Il n’est pas aisé de parler d’Ibrahima Aya tant l’homme est discret. Il aurait pu pourtant être déjà l’une des figures médiatiques les plus célèbres du Mali pour être l’organisateur constant de la Rentrée littéraire depuis onze ans. Cet espace célébrant la création littéraire et, plus globalement, intellectuelle au Mali et en Afrique chaque année, est en effet couru par les média nationaux et internationaux qui n’ont pas omis de lui offrir des tribunes régulières, en recueillant et diffusant la parole subtile mais brève de l’organisateur.
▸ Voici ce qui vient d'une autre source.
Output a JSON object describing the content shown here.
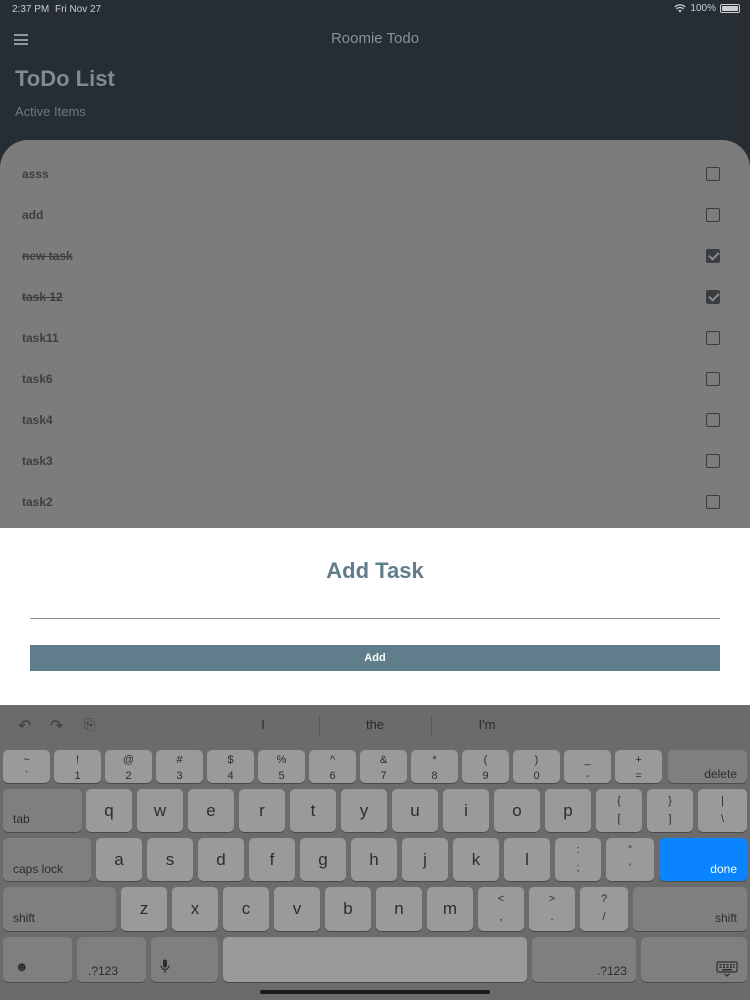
{
  "status": {
    "time": "2:37 PM",
    "date": "Fri Nov 27",
    "battery": "100%"
  },
  "app": {
    "title": "Roomie Todo",
    "page_title": "ToDo List",
    "subtitle": "Active Items"
  },
  "todos": [
    {
      "label": "asss",
      "done": false
    },
    {
      "label": "add",
      "done": false
    },
    {
      "label": "new task",
      "done": true
    },
    {
      "label": "task 12",
      "done": true
    },
    {
      "label": "task11",
      "done": false
    },
    {
      "label": "task6",
      "done": false
    },
    {
      "label": "task4",
      "done": false
    },
    {
      "label": "task3",
      "done": false
    },
    {
      "label": "task2",
      "done": false
    }
  ],
  "sheet": {
    "title": "Add Task",
    "input_value": "",
    "button": "Add"
  },
  "keyboard": {
    "suggestions": [
      "I",
      "the",
      "I'm"
    ],
    "row1": [
      {
        "top": "~",
        "bottom": "`"
      },
      {
        "top": "!",
        "bottom": "1"
      },
      {
        "top": "@",
        "bottom": "2"
      },
      {
        "top": "#",
        "bottom": "3"
      },
      {
        "top": "$",
        "bottom": "4"
      },
      {
        "top": "%",
        "bottom": "5"
      },
      {
        "top": "^",
        "bottom": "6"
      },
      {
        "top": "&",
        "bottom": "7"
      },
      {
        "top": "*",
        "bottom": "8"
      },
      {
        "top": "(",
        "bottom": "9"
      },
      {
        "top": ")",
        "bottom": "0"
      },
      {
        "top": "_",
        "bottom": "-"
      },
      {
        "top": "+",
        "bottom": "="
      }
    ],
    "row2": [
      "q",
      "w",
      "e",
      "r",
      "t",
      "y",
      "u",
      "i",
      "o",
      "p"
    ],
    "row2_sym": [
      {
        "top": "{",
        "bottom": "["
      },
      {
        "top": "}",
        "bottom": "]"
      },
      {
        "top": "|",
        "bottom": "\\"
      }
    ],
    "row3": [
      "a",
      "s",
      "d",
      "f",
      "g",
      "h",
      "j",
      "k",
      "l"
    ],
    "row3_sym": [
      {
        "top": ":",
        "bottom": ";"
      },
      {
        "top": "”",
        "bottom": "’"
      }
    ],
    "row4": [
      "z",
      "x",
      "c",
      "v",
      "b",
      "n",
      "m"
    ],
    "row4_sym": [
      {
        "top": "<",
        "bottom": ","
      },
      {
        "top": ">",
        "bottom": "."
      },
      {
        "top": "?",
        "bottom": "/"
      }
    ],
    "delete": "delete",
    "tab": "tab",
    "caps": "caps lock",
    "done": "done",
    "shift": "shift",
    "numbers": ".?123"
  }
}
Il suffisait donc qu’un minimum de désir d’affichage s’y ajoute pour que l’homme devienne une icône mondiale.
Outre cette performance d’être la figure tutélaire pourtant demeurée modeste de la Rentrée littéraire, ce qui témoigne en outre de sa ténacité doublée de son placide entregent, Ibrahima Aya, expert très actif en questions de développement côté profession, est aussi un écrivain qui s’est déjà signalé par une œuvre dont l’originalité avait frappé les esprits ayant eu la chance de la lire. Il s’agit de « Les larmes de Djoliba », publié par les Editions Cercle en collaboration avec l’Agence Malienne de Publicité en 2002. Ce livre s’ouvrait sur une présentation de Souleymane Drabo, grand journaliste, à l’époque Directeur de l’Agence. L’AMAP avait d’ailleurs fait preuve d’une grande perspicacité en flairant la naissance d’un grand écrivain. Les nouvelles qu’elle publia en feuilleton, chaque premier lundi du mois, entre août 2002 et août 2003, étaient en effet riches de promesses.
Une belle nouvelle, Les âniers de la Casbah, publiée en 2009, puis une autre en 2010, Querelle autour d’un âge, ainsi qu’un nouveau recueil paru en 2012 sous le titre Rires et pleurs des orphelins confirmeront un talent sensible aux malheurs du monde et dont le style est frappé au sceau d’une irréductible originalité.
J’ajouterai au curriculum vitae sans guère m’y attarder qu’Ibrahima Aya est un ingénieur agronome né à Goundam, il y a cinquante-trois ans. Goundam est une ville de confluences, un des nombreux petits coins magiques du Mali qui trempent le caractère de ses fils, en le mâtinant de douceur. Ces lieux bénits sont certainement aidés en cela par les vents convergents qui soufflent à partir d’horizons divers.
Abordant à présent l’œuvre, je rappellerai que j’ai eu l’honneur d’avoir préfacé Les Larmes de Djoliba, le premier recueil de nouvelles de l’auteur. On peut dire aujourd’hui que les différentes pièces qui le composent ainsi que les parutions suivantes annonçaient effectivement la grande œuvre qui vient de paraître, en même temps que l’écrivain majeur qui nous est ainsi définitivement né.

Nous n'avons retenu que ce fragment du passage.